UN AQUILOTTO IN U.S.A.

 

E’ successo tutto molto in fretta. Il giovane linebacker delle Aquile Edoardo Cioni, una vera promessa del football italiano, nella scorsa primavera ha disputato un match con la nazionale Under 19 contro una rappresentativa di pari età statunitensi. Notato per le sue capacità tecniche e fisiche dal coaching staff americano, gli è stato proposto quello che si può definire un vero e proprio sogno a occhi aperti: un invito a unirsi al team della Clearwater Academy, istituto internazionale a livello high school, con sede a Clearwater in Florida. E così poche settimane dopo, in giugno, Edoardo è volato negli Stati Uniti, dove rimarrà fino a dicembre. Le sue giornate sono fatte di allenamenti, lezioni scolastiche e da tante nuove conoscenze, un bagaglio inestimabile di esperienze che sicuramente resterà con lui per sempre.
D. Ciao Edo, raccontaci qualche dettaglio della tua avventura americana.
R. Il 14 giugno sono arrivato qui a Clearwater, è una città poco più grande di Ferrara, conosciuta per quella che dicono essere la miglior spiaggia del Paese ed anche per il curioso primato di capitale dei fulmini. Gioco per i Knights, la squadra della scuola, che fino all’anno scorso partecipava a un campionato a 8 giocatori.
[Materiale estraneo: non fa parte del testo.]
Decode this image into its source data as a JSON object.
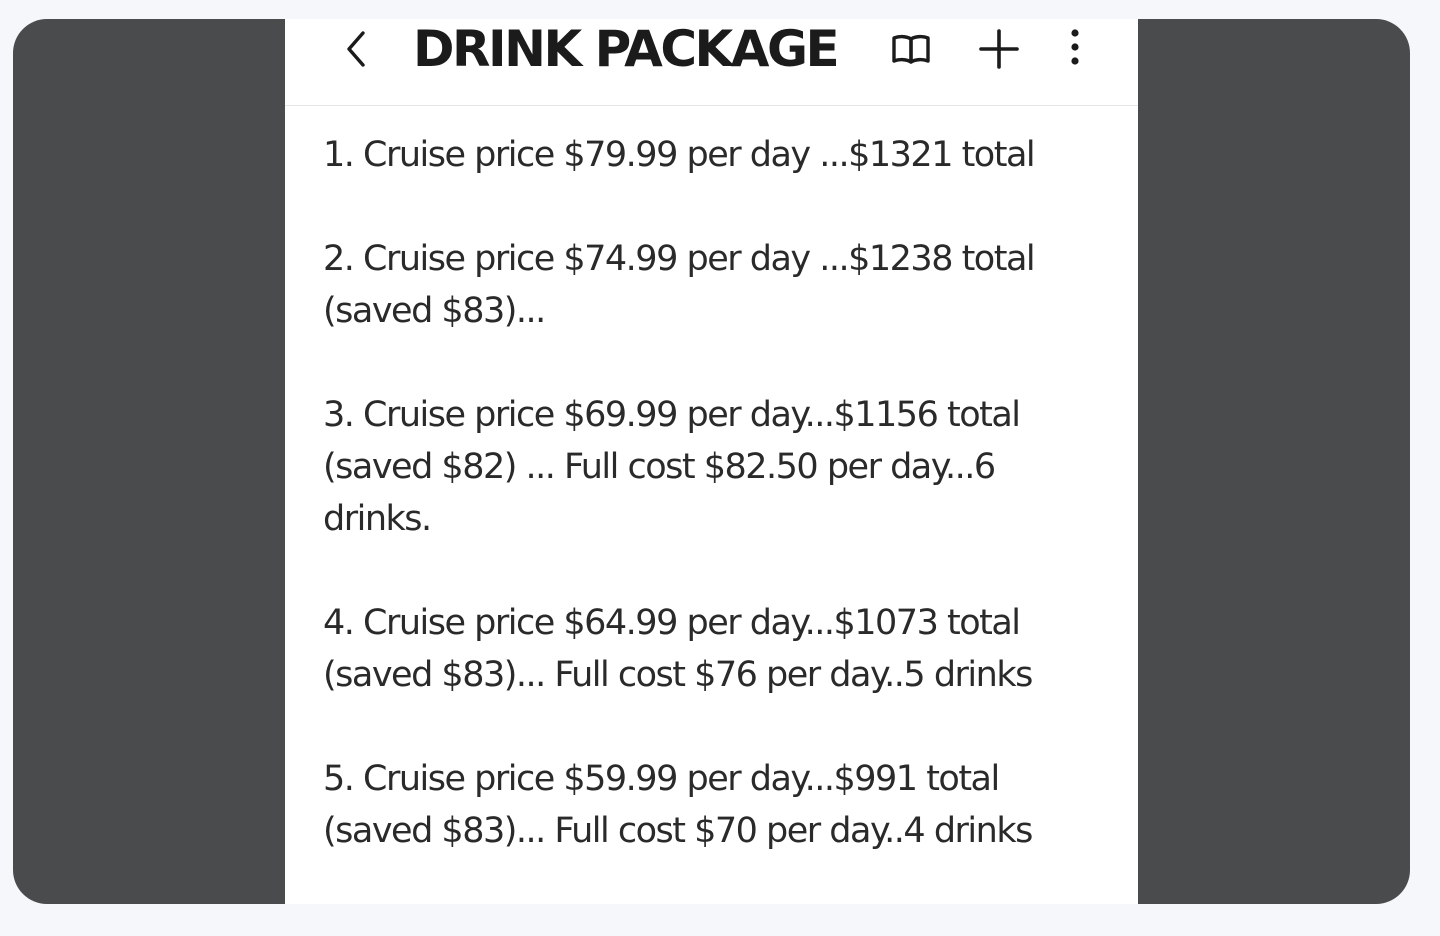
{
  "note": {
    "title": "DRINK PACKAGE",
    "items": [
      "1. Cruise price $79.99 per day ...$1321 total",
      "2. Cruise price $74.99 per day ...$1238 total (saved $83)...",
      "3. Cruise price $69.99 per day...$1156 total (saved $82) ... Full cost $82.50 per day...6 drinks.",
      "4. Cruise price $64.99 per day...$1073 total (saved $83)... Full cost $76 per day..5 drinks",
      "5. Cruise price $59.99 per day...$991 total (saved $83)... Full cost $70 per day..4 drinks"
    ]
  },
  "toolbar": {
    "back_icon": "chevron-left-icon",
    "reader_icon": "open-book-icon",
    "add_icon": "plus-icon",
    "more_icon": "more-vertical-icon"
  },
  "colors": {
    "backdrop": "#4a4b4c",
    "page": "#ffffff",
    "text": "#2a2a2a",
    "title": "#1b1b1b"
  }
}
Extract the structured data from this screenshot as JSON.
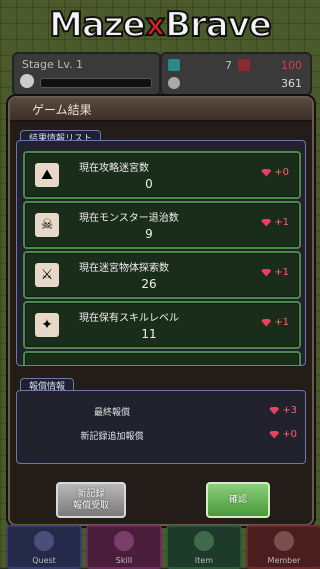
{
  "logo": {
    "maze": "Maze",
    "x": "x",
    "brave": "Brave"
  },
  "stage": {
    "label": "Stage Lv. 1"
  },
  "stats": {
    "gems": "7",
    "skulls": "361",
    "hp": "100"
  },
  "dialog": {
    "title": "ゲーム結果",
    "section_list": "結果情報リスト",
    "items": [
      {
        "icon": "dungeon-icon",
        "label": "現在攻略迷宮数",
        "value": "0",
        "reward": "+0"
      },
      {
        "icon": "skull-icon",
        "label": "現在モンスター退治数",
        "value": "9",
        "reward": "+1"
      },
      {
        "icon": "item-icon",
        "label": "現在迷宮物体探索数",
        "value": "26",
        "reward": "+1"
      },
      {
        "icon": "skill-icon",
        "label": "現在保有スキルレベル",
        "value": "11",
        "reward": "+1"
      }
    ],
    "section_reward": "報償情報",
    "rewards": [
      {
        "label": "最終報償",
        "value": "+3"
      },
      {
        "label": "新記録追加報償",
        "value": "+0"
      }
    ],
    "btn_record_1": "新記録",
    "btn_record_2": "報償受取",
    "btn_ok": "確認"
  },
  "nav": [
    {
      "label": "Quest",
      "icon": "quest-icon"
    },
    {
      "label": "Skill",
      "icon": "skill-icon"
    },
    {
      "label": "Item",
      "icon": "item-icon"
    },
    {
      "label": "Member",
      "icon": "member-icon"
    }
  ],
  "colors": {
    "gem": "#e84060",
    "accent_green": "#4a8a4a",
    "brand_red": "#e02020"
  }
}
Non avendo perso una sola partita da ormai diversi anni, per la nuova stagione è stato quindi deciso di passare a un livello più elevato, un campionato a 11 giocatori, con l’obiettivo di raggiungere il primo posto nelle scuole della Florida. Devo ringraziare la mia famiglia e le Aquile per il sostegno in questa avventura.
D. Come sono organizzate le tue giornate?
R. Sono qui assieme ad altri quattro ragazzi italiani che avevo conosciuto durante i raduni della nazionale. Condivido con due di loro una dependance della casa della famiglia che ci ospita, e mi trovo molto bene. La scuola che frequento non è enorme e ci sono studenti provenienti da tutto il mondo. Il clima al suo interno è piacevole e sono tutti davvero molto ben educati. La mattina mi sveglio molto presto, alle 5, e vado in sala pesi, poi una telefonata alla mia bellissima fidanzata in Italia e alle 9 iniziano le lezioni. Il pomeriggio ci alleniamo in campo per tre ore, dalle 15 alle 18 tutti i giorni, salvo il venerdì che è il giorno della partita. Il sabato e la domenica li dedichiamo invece alla corsa e all’atletica.
D. Cosa apprezzi di più degli U.S.A.?
R. La cosa che amo di più è la grande importanza che viene attribuita allo sport, che viene trasmesso in tv di continuo, anche nei ristoranti. C’è grandissima sportività anche tra tifosi di squadre rivali. Pensa che, durante l’ultima partita, le nostre cheerleaders hanno deciso di unirsi a quelle della squadra avversaria e tenere una dimostrazione improvvisata assieme. Ma la cosa che più ho apprezzato è l’acclamazione dei giocatori da parte delle persone della città, ovunque, anche per strada. Ti accolgono a braccia aperte e ti ringraziano per ciò che fai in campo, incentivandoti a migliorare sempre più. Adoro questa squadra, è composta da ragazzi di grande spirito, instancabili e con tanta voglia di vincere e penso che sia l’atteggiamento corretto con cui scendere in campo. Sono ragazzi che mi hanno insegnato a dare il massimo, sempre e comunque, e sono convinto che imparerò ancora molto da loro; si impegnano moltissimo per ottenere una borsa di studio in college importanti. In questo campionato abbiamo l’occasione di giocare contro squadre molto forti, qualificate tra le 250 migliori in tutto il Paese: penso che potremo andare lontano con ragazzi con una simile voglia di vincere.
D. Quali sono le differenze che hai riscontrato tra il football nostrano e quello “originale”?
R. La differenza più evidente è di sicuro la velocità di gioco. Qui sono tutti davvero molto rapidi, mentre in Italia si pratica un football più fisico e lento. Quando rientrerò a casa spero di poter aiutare la mia squadra con ciò che ho imparato da questa esperienza. Inoltre ho imparato l’importanza di frequentare costantemente la palestra e di allenarmi con continuità. Sempre senza trascurare ovviamente fidanzata, famiglia e scuola, che per me restano le cose più importanti.
Vorrei dire ai ragazzi che condividono la mia stessa passione di impegnarsi sempre al massimo, perché nel football è proprio come quel vecchio detto “chi semina, raccoglie”. Auguro a tutti di poter fare un’esperienza come la mia, magari avendo l’opportunità di frequentare poi il college e, perché no, arrivare alla NFL!